The Iron Warrior planted a foot on the backpack of Lysander’s armour, pinning him down to the floor. Another Iron Warrior, the one who had mutilated Brother Skelpis, kicked Lysander’s bolter and hammer away. Lysander hadn’t even been able to raise it in anger, such was the effect of this daemon-born place.
The other Iron Warriors were among the surviving Imperial Fists, disarming and knocking them to the ground. Skelpis fought on and an Iron Warrior stamped on the back of his head until he stopped moving. Another Iron Warrior wrestled Brother Halaestus and threw him to the ground, down in the pool of blood and gore leaching from Brother Drevyn’s remains. Brother Vonkaal was shot through the thigh and fell.
‘You killed one of ours,’ said Lysander. ‘We remember our fallen. Though it take ten thousand years, we avenge every one.’
‘Kraegon Thul will give you plenty more to avenge, whelp of Terra,’ replied the lead Iron Warrior.
‘You face the First Company,’ said Lysander. ‘We will scour you from this ship. You can never stand before us in battle.’

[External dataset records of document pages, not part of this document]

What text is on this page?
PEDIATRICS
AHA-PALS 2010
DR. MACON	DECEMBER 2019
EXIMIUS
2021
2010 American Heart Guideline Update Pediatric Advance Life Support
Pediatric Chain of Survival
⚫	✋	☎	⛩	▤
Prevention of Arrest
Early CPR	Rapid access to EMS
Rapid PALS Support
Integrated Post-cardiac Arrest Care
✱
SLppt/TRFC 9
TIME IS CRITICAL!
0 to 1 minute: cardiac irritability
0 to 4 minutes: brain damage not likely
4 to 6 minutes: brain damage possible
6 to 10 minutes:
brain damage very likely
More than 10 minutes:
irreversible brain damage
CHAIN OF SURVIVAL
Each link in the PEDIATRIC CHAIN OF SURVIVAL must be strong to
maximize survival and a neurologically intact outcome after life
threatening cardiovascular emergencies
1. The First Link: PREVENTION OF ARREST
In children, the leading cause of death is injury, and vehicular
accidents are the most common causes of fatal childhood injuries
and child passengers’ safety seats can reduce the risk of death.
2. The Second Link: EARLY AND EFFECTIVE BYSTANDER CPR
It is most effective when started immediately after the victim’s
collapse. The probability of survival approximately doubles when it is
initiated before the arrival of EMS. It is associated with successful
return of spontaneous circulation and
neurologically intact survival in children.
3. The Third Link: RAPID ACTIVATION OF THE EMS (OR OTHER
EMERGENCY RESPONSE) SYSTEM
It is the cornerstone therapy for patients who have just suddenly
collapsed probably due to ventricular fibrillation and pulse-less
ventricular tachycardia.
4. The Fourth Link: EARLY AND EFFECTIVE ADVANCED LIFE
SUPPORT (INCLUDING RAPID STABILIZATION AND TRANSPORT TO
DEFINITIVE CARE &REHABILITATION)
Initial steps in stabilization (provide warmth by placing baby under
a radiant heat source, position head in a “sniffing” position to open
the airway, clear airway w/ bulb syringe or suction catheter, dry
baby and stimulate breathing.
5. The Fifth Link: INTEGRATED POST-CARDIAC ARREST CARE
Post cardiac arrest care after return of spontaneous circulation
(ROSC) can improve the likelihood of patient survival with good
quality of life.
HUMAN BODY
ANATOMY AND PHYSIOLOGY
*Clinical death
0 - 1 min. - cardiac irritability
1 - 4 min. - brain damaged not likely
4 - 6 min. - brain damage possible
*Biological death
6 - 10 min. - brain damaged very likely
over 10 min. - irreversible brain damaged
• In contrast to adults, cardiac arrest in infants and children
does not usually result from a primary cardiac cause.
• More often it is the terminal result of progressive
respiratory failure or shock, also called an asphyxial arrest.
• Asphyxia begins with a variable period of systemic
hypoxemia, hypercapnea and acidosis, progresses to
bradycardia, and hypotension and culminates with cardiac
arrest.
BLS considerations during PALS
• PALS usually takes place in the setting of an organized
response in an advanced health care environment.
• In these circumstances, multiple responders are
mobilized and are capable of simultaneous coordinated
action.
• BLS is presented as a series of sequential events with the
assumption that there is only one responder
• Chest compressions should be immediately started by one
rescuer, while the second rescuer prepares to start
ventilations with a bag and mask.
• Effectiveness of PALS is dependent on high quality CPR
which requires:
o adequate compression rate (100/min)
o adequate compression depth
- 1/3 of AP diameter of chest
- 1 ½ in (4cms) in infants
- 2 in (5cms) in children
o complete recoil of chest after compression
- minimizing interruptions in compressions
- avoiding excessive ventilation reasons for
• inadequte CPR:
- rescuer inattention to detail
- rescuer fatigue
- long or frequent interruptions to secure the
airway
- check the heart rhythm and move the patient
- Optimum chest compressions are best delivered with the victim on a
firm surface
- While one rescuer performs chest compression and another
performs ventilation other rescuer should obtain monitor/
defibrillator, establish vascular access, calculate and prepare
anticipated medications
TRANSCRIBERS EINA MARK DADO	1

‘I’m not here to fight the First Company,’ replied the Iron Warrior. ‘I’m here to take you alive.’ He spread out his arms as if proudly showing off the insanity that surrounded him. ‘The Dancing-Place of the Lesser Gods,’ he said. ‘More ostentatious than my Legion is used to, but a place that will come at our beckoning and deliver us to our enemies. It disappoints me that you were so addled, Imperial Fist. I would have fought you champion to champion. Perhaps that will be the means of your execution when we are done with you, but that will not be for a while yet.’ The Iron Warriors leader turned to one of his squadmates. ‘Khaol! Inform the fortress that we are done here. Our haul is one captain, three battle-brothers and a corpse, all Imperial Fists. Have them make ready for our return.’
The Iron Warrior saluted and began relaying the order through a field vox, an archaic device of tubes and valves. The daemons in the orchestra pit changed their tune, the music now rising and falling like the waves of a stormy sea, the highs piercing and painful, the lows a bass rumble that made the whole cathedral blur as it shook.
The dome overhead peeled open. Darkness bled in. The gold turned to mottled brass, lit as if by a fire from far above. The orchestra pit was a shaft of blackness, the daemons cavorting through it as if they were breaking the surface of an inky ocean. Through the darkness overhead could be glimpsed a scattering of stars and among them one grew closer, a bloated red star near the end of its life, scattered with black sunspots and bursting out flares of red flame. Around it was a system of worlds, shattered and grey, any life on them long since drunk dry by the anger of their sun. But one world was different. Discoloured and foul, it had survived not because of some celestial accident but through a force of malevolence. So beloved was it of the warp’s gods that their favour sustained it and it could not die.